Bettye LaVette brings the British Invasion home to its American R&B roots on Interpretations: The British Rock Songbook. Produced by Bettye, Rob Mathes and Michael Stevens, the album is a 13-song journey through compositions by the Beatles, Rolling Stones, Led Zeppelin and Pink Floyd among others, concluding right where the very idea for Interpretations started: Bettye’s visceral rendition of The Who’s “Love Reign O’er Me” from the 2008 Kennedy Center Honors, which appears here as a bonus track. That performance – which first brought Bettye together with Stevens (the event’s producer) and Mathes (its musical director) – showcased for an international television audience what her devoted fanbase already knew: Bettye LaVette is without parallel as an interpreter of popular song.
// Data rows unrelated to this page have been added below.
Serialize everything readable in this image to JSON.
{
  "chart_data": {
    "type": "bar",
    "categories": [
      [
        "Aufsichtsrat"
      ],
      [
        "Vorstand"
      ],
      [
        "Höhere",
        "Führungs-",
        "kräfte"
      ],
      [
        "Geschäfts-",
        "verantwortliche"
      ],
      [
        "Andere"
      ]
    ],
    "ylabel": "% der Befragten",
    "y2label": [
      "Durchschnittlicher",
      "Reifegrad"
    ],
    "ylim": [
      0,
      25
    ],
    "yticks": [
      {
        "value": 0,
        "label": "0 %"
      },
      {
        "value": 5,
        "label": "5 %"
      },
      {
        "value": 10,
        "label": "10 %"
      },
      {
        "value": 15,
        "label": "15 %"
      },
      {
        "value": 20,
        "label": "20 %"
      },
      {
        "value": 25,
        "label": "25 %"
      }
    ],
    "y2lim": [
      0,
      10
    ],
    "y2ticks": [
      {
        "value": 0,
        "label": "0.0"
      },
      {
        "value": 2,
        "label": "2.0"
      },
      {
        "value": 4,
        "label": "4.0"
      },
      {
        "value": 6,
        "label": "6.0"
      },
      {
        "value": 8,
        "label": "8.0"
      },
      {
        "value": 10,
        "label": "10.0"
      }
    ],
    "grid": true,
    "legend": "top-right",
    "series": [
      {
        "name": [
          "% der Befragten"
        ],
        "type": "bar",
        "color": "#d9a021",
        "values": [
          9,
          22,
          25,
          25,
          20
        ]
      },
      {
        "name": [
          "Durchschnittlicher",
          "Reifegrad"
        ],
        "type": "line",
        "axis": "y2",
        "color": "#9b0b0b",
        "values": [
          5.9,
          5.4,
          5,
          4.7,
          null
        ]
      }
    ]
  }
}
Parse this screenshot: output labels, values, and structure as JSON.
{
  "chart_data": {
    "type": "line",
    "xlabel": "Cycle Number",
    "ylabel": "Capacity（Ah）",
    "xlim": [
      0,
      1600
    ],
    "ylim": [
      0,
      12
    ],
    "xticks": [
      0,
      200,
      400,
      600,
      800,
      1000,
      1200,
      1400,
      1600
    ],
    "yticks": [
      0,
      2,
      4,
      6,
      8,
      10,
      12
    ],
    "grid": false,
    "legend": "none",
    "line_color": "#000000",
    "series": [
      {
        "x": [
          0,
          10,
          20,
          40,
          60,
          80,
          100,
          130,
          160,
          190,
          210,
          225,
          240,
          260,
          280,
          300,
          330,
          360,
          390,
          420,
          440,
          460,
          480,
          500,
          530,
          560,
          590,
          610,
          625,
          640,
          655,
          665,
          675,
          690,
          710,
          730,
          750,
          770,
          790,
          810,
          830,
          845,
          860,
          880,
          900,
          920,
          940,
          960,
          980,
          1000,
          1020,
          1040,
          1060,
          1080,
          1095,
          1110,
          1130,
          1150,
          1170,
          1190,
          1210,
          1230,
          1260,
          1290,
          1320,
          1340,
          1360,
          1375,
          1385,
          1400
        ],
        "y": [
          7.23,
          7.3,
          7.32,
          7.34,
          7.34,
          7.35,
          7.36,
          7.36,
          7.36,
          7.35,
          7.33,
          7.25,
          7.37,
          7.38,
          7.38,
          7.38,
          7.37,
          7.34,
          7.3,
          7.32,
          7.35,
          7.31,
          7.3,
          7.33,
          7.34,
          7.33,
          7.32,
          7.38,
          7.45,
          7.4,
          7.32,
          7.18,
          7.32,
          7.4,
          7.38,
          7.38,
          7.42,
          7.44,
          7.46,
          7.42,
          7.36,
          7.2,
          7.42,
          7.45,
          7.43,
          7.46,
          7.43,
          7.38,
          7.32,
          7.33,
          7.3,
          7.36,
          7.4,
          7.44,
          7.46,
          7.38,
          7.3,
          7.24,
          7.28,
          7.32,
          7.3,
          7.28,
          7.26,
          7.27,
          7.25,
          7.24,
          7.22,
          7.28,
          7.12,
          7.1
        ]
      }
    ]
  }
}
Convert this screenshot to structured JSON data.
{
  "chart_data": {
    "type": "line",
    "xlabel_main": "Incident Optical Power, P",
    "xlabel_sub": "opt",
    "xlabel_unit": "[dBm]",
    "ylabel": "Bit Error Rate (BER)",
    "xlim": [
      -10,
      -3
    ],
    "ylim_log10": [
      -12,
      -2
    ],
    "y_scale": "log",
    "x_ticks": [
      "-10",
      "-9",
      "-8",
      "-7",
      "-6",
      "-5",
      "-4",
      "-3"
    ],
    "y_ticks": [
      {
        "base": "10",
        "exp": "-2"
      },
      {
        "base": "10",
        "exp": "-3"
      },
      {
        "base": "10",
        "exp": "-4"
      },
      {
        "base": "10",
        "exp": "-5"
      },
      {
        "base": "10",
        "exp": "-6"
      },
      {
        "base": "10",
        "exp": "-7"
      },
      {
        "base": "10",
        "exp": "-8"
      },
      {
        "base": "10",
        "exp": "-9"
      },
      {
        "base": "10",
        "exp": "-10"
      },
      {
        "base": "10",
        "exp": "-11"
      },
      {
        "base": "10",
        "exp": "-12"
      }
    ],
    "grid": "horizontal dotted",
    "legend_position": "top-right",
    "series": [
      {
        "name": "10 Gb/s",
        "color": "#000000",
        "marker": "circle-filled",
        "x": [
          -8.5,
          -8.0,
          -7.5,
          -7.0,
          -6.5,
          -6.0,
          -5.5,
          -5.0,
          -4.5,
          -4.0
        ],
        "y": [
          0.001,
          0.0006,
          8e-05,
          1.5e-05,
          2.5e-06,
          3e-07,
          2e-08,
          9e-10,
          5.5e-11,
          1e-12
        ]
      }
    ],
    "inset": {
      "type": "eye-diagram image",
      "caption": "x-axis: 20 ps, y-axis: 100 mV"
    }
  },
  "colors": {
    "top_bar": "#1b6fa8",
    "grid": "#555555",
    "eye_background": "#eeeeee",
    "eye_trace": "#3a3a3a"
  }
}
As the New York Daily News raved, “Bettye LaVette punched a hole right through her version of Pete Townshend’s ‘Love Reign O’er Me,’ letting all the song’s emotion pour out in a way that its creators never conceived.” Townshend himself came up to Bettye after her performance, took her hands into his and said, “You made me weep.” The success of this performance lead to another astonishing moment on the national stage, her duet of Sam Cooke’s “Change Is Gonna Come” with Jon Bon Jovi at the Obama Inaugural Concert.

Now comes Bettye LaVette’s first release since those extraordinary performances. Finding new excited fans at her shows, Bettye decided to explore more of the repertoire that had brought her all this attention. From the wistful naiveté of The Moody Blues’ “Nights in White Satin,” which Bettye matures into a deep and unshakeable lament, to the funky workout of Ringo Starr’s “It Don’t Come Easy,” Bettye inhabits these songs, revitalizes them and exposes the humanity that makes these 13 tracks not just pop songs, but enduring works of art.